Down the (Russian) pub
There are humans to consider too of course -no modern town would be complete without them. The concept of the “English pub” has landed in Russia, but only just. First appearing in the late nineties they are found occasionally in major cities as expensive or ‘specialist’ hipster establishments, themed in a theatrically heavy-handed style. Some look the part -so I hear- but lack something in atmosphere.
Others set the English decor at odds with the decidedly non English clientele and tradition. Some (probably) come pretty close, though it’s hard to mimic an alien culture without falling (accidentally) into parody. At any rate: there are none in ‘A’s corner of Russia -where the usual bars prosper instead. He tells me of his UK findings :-
“I went to pubs and watched the local life. Sometimes it was noisy, sometimes not. Karaoke night was pleasant -listening to Beatles songs -and I saw the English relaxing. They drank beer and sang songs.” He familiarised himself with the minutiae of English public/social behaviour, as he describes it: “the small details; new colours of the whole picture.”
Nobody wants to hear your Karaoke (and other bad behaviours)
“Usually in Russia,” he continues: “We relax with friends in a not-so-public place; more closed. You don’t want others to see your Karaoke (which is also popular). We don’t shout or sing (in public). We keep to our social groups.” There’s a whole tangent here to pursue another time, – and we will, but for now just accept this reality.
“Some Russian colleagues behave very badly!” he reveals. “It’s like an adventure for them -it’s so different to Russia. They speak very loudly and laugh about stupid things. In a pub everybody can shout! Some behave in an uncultured way and I was embarrassed.” Unfortunately, there was worse to come. ‘A’ continues: “In a cafe it was quiet and colleagues began to shout -and laugh- at friends on the other table and (this continued) at bus stops and in the street.”
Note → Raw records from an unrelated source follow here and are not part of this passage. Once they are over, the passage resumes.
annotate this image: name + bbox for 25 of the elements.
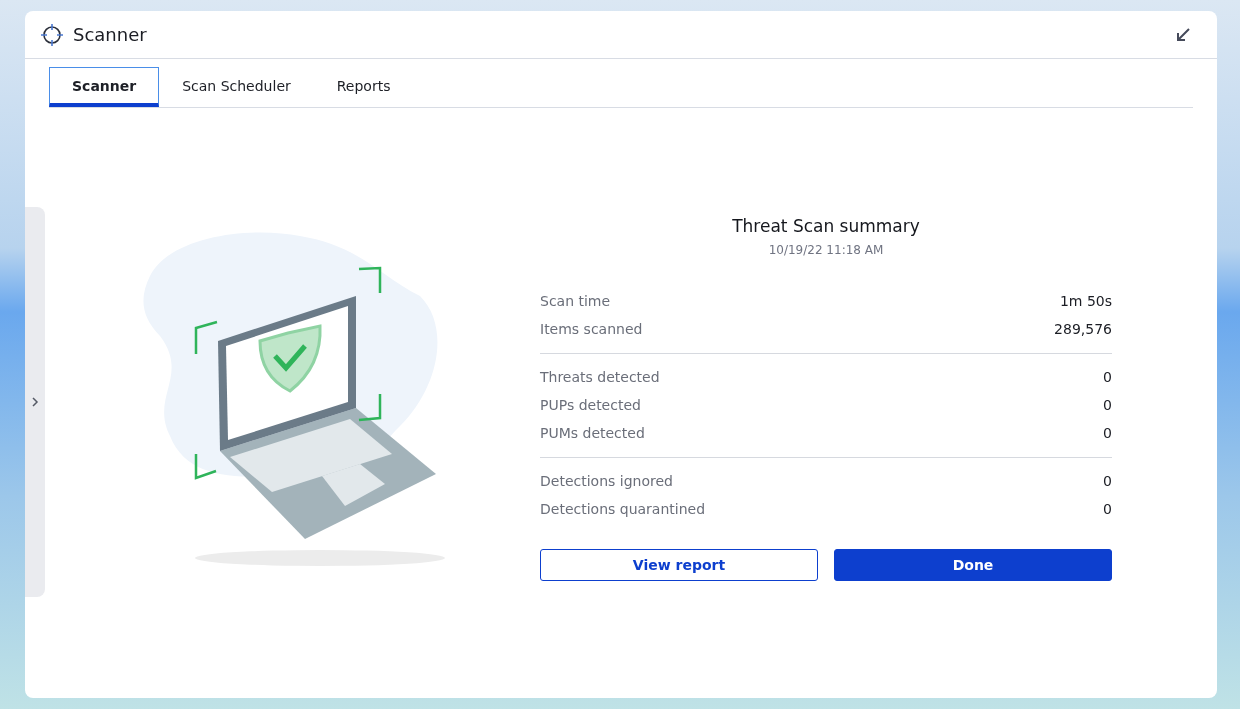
stat-label: Detections ignored	[540, 472, 673, 489]
stat-value: 0	[1103, 424, 1112, 441]
stat-label: Items scanned	[540, 320, 643, 337]
action-button[interactable]: View report	[540, 548, 818, 581]
stat-label: Threats detected	[540, 368, 660, 385]
stat-label: Detections quarantined	[540, 500, 706, 517]
scan-date: 10/19/22 11:18 AM	[767, 242, 885, 257]
crosshair-icon	[40, 22, 64, 47]
tab[interactable]: Reports	[313, 67, 414, 107]
tab[interactable]: Scan Scheduler	[159, 67, 314, 107]
stat-value: 0	[1103, 396, 1112, 413]
stat-label: PUMs detected	[540, 424, 645, 441]
stat-value: 1m 50s	[1059, 292, 1112, 309]
summary-title: Threat Scan summary	[731, 215, 921, 236]
stat-value: 0	[1103, 500, 1112, 517]
tab[interactable]: Scanner	[49, 67, 160, 107]
stat-label: Scan time	[540, 292, 611, 309]
stat-value: 0	[1103, 368, 1112, 385]
action-button[interactable]: Done	[834, 548, 1112, 581]
arrow-down-left-icon	[1175, 26, 1191, 43]
stat-label: PUPs detected	[540, 396, 641, 413]
stat-value: 289,576	[1054, 320, 1112, 337]
window-title: Scanner	[73, 24, 148, 45]
chevron-right-icon	[31, 396, 39, 408]
stat-value: 0	[1103, 472, 1112, 489]
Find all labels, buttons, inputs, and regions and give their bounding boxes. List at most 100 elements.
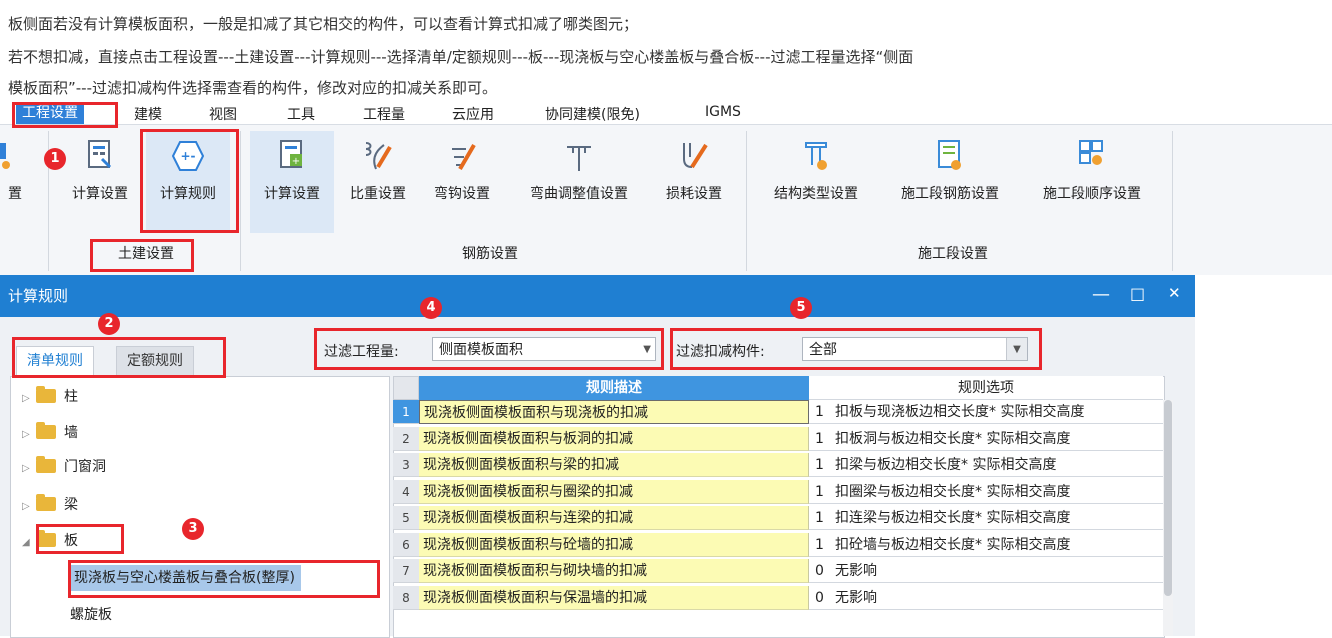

“They used very rough words,” he says, euphemistically referring to the highest level of Russian profanity. “They were sure that nobody understood them, so: ok! I feel shame when Russian do this. At that point” he adds: ”I did not want to be Russian!”.
We are not friends
It’s the sense of freedom whilst in a foreign culture that is to blame -so ‘A’ tells me. As if schoolboys in a sweet shop of profanity; they are all far away from home and its rules that bind them. “It’s not the work of the brain” ‘A’ reveals; “They think with their souls.” Of course, I am reminded of the behaviour of some Brits when doused in European sun and alcohol. ‘A’ would probably cringe.
“You cannot do this in Russia,” he informs me: “It is prohibited. Someone would call the police or hit you (!).” With occasional condemnation by ‘A’ and others, the ‘problem’ members are usually left to their antics, and given some distance, publicly. “We are not friends” ‘A’ states plainly. They are adults, it is not my duty to teach them. Some also have higher posts at work.”
Yes, to humiliatingly criticise a senior in front of home colleagues and foreign public will indeed store trouble for you back home. One day it will come to greet you. In summary, ‘A’ states: “You should understand that you are in a different country. Locals don’t like it when you behave differently (ie: badly!). We have a saying” he adds:-
“Do not go into another monastery with your own rules.”
It’s not your rules that apply there, of course. And it’s not your monastery either.